I feel am losing my grip on reality. I just don’t seem to know what is real or what i have dreamed / made up / imagined. It’s a bizarre feeling. I seem to have lost the ability to put things in chronological order / timescale. Things that happened weeks ago seem like yesterday and things that happened today/yesterday seem to be from weeks ago. I don’t know if this is a coping mechanism or something else. Am getting confused with things that have actually happened and things that i have dreamt and imagined. I know i’m not losing my mind but my mind just seems to be a lot more jumbled than it normally is.
I Struggle with getting things done, always thinking I’ve got plenty of time to do it and then realising that i don’t. I’m stressed and worried because i feel like i have so much going on at the moment and in reality when sitting down and working it out, its not a lot 2 or 3 big things and there’s nothing i can do straight away its waiting for appointments or waiting for the correct time to arrive.
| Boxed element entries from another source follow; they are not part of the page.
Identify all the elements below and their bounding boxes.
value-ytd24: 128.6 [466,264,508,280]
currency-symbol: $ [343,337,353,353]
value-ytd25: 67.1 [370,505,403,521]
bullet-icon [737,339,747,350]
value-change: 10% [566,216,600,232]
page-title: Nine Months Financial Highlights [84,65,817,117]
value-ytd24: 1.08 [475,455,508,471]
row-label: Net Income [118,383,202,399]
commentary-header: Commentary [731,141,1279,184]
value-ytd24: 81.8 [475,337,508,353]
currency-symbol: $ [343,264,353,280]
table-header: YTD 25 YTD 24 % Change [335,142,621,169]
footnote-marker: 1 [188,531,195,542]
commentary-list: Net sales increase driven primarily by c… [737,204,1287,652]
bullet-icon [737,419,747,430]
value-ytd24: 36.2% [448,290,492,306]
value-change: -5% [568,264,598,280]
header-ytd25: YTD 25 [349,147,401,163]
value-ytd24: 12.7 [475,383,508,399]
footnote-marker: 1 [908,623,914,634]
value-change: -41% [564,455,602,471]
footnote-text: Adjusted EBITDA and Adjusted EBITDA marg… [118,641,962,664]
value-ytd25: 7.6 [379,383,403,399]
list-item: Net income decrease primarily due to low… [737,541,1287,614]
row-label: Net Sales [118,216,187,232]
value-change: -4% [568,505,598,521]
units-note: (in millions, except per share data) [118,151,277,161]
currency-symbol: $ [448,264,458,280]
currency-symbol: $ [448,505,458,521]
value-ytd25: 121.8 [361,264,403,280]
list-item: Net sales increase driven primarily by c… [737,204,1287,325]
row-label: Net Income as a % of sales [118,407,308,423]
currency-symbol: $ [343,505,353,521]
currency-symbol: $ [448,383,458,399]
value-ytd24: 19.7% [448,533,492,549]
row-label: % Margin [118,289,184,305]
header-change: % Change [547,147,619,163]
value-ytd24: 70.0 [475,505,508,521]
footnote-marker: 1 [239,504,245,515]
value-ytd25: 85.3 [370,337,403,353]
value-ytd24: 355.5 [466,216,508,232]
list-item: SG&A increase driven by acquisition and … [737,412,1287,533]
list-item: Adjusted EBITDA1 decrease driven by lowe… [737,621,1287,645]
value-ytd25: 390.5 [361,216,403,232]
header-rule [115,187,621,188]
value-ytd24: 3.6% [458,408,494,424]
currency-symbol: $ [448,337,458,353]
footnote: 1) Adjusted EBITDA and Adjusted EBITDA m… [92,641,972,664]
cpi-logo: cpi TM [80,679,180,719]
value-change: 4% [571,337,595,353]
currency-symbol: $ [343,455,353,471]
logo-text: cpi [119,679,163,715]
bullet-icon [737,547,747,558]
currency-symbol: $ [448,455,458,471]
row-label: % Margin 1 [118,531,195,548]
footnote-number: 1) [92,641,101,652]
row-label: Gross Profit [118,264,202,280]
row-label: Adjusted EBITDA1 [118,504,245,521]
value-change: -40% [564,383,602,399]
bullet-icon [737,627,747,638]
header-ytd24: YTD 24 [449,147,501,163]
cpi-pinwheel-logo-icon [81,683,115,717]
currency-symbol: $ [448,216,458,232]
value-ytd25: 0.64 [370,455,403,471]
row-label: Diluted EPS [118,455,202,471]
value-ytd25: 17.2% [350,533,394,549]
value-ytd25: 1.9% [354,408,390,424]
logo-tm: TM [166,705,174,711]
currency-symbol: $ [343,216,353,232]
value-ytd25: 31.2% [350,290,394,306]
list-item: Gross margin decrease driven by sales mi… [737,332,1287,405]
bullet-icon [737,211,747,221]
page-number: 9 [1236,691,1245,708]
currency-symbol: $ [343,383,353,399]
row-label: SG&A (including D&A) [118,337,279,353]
When I was ‘well’ before my breakdown, i was working as well as coping with everything else and now i cant seem to 2 or 3 things. It is so depressing and humiliating. I know i’m unwell and not in great health but it just feels wrong and makes me feel guilty and makes me feel like a failure and i’m letting everyone and the world down. I didn’t ask to be Ill and don’t like asking for help, but know i’m struggling. It’s very difficult to ask for help as i don’t know what help is needed/required or what is available.
I’ve recently restarted counselling and this may be what has thrown me out of whack lately as we did talk about a number of different things in-depth. Its scary being scared of everything and talking about it as it really does make you think you, you are crazy.
On the flip side there has been some good things happening.
- Restarted counselling, I know its small steps and its working on one problem at a time, but anything is better than just stopping and doing nothing.
- Under going tests for Autism It’s not another thing I suffer from, but a solution or answer to why and how i react / think of things. And so far things are making a lot more sense in regards to this. Have only had one diagnosis session so far and the result was that i have autistic traits in all 4 areas.